Plus, the region has shown signs of improvement towards building economic prosperity as poverty declined from 49 percent to 31 percent in the last 20 years. As part of a series on Latin America sponsored by Rep. Sam Farr (D-CA) on January 23, USAID Chief Innovation Officer Maura O’Neill highlighted the Haiti Mobile Money Initiative, which was implemented following the devastating 2010 earthquake. This innovative program broadens financial services to Haitians by utilizing mobile technology and has the potential to work throughout Latin America to assist citizens with easier methods to handle their finances. In addition to these innovative efforts, the U.S. works towards improving disaster management capabilities for partners in Latin America. USAID has collaborated with Paraguay to put an end to wildfires and has also partnered with Brazil to improve food security.
The U.S. is also working closely with Latin America on mutual national security issues. For example, programs like Plan Colombia demonstrate the success of engagement these critical areas. The Obama administration could use the success of a Plan Columbia as a guide to build on programs that we already have in place in Latin America that will have a positive impact towards improving the lives of many. U.S. Southern Command, which has responsibility for Latin America, has worked across agencies in the past specifically through Plan Colombia and through its successor the Colombian Strategic Development Initiative.

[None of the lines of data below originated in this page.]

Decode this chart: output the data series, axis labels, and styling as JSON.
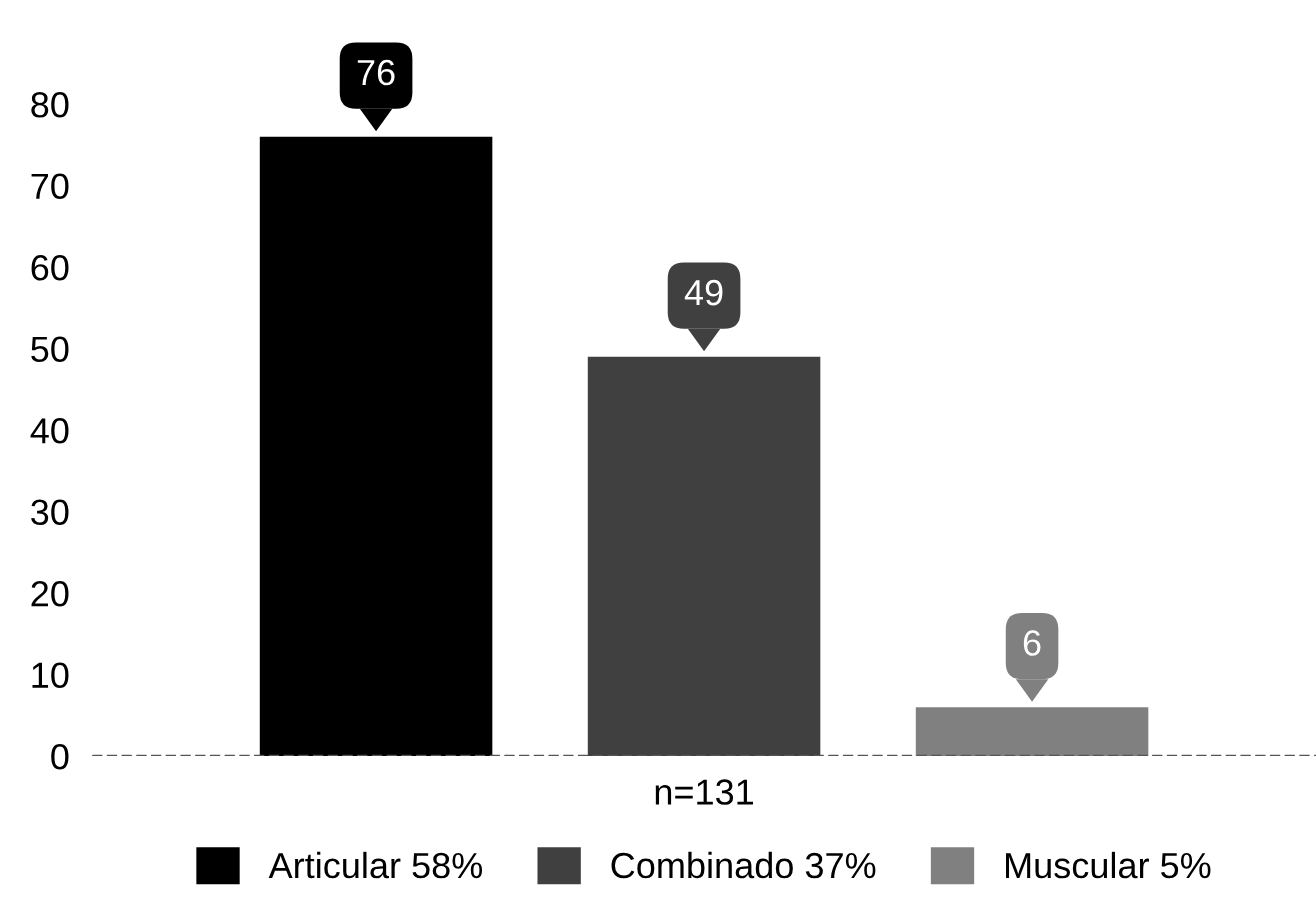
{
  "chart_data": {
    "type": "bar",
    "categories": [
      "n=131"
    ],
    "series": [
      {
        "name": "Articular 58%",
        "color": "#000000",
        "values": [
          76
        ]
      },
      {
        "name": "Combinado 37%",
        "color": "#404040",
        "values": [
          49
        ]
      },
      {
        "name": "Muscular 5%",
        "color": "#808080",
        "values": [
          6
        ]
      }
    ],
    "ylim": [
      0,
      80
    ],
    "yticks": [
      0,
      10,
      20,
      30,
      40,
      50,
      60,
      70,
      80
    ],
    "ref_lines": [
      {
        "axis": "y",
        "value": 0,
        "color": "#555555",
        "line_style": "dashed"
      }
    ],
    "data_labels": true,
    "grid": false,
    "legend": "bottom"
  }
}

The State Department has also provided guidance to Mexico through the Merida Initiative to build capacity against drug trafficking. In fact, according to Army Maj. Gen. Francis G. Mahon, U.S. Northern Command’s director for strategy, plans and policy, the U.S. continues to collaborate with interagency partners and the Mexican army through the Merida Initiative to tackle drug trafficking, noting that, “The end state for Mexico, from our perspective, is that we are their strategic partner of choice in the region, and they are a regional partner who can then assist other nations in the region or respond to other crises in the region, for example through humanitarian assistance or disaster relief.”
Latin America continues to face serious challenges that require a “smart power” response of utilizing the work of our civilian professionals to improve the lives of millions. Will 2013 prove to be a year of opportunity for the United States to strengthen its reach and influence in the region? Only a “smart power” crystal ball can say for sure, but Secretary of State John Kerry has already expressed hope to “build on what Secretary Clinton has done and the Obama administration has already done in order to augment our efforts in that region.”
What is certain is that we have witnessed past successes of U.S. development programs in this region, and that deploying new innovative development and diplomacy policies could build on those successes in this strategically important region. Opportunity is knocking at the door. Will America answer?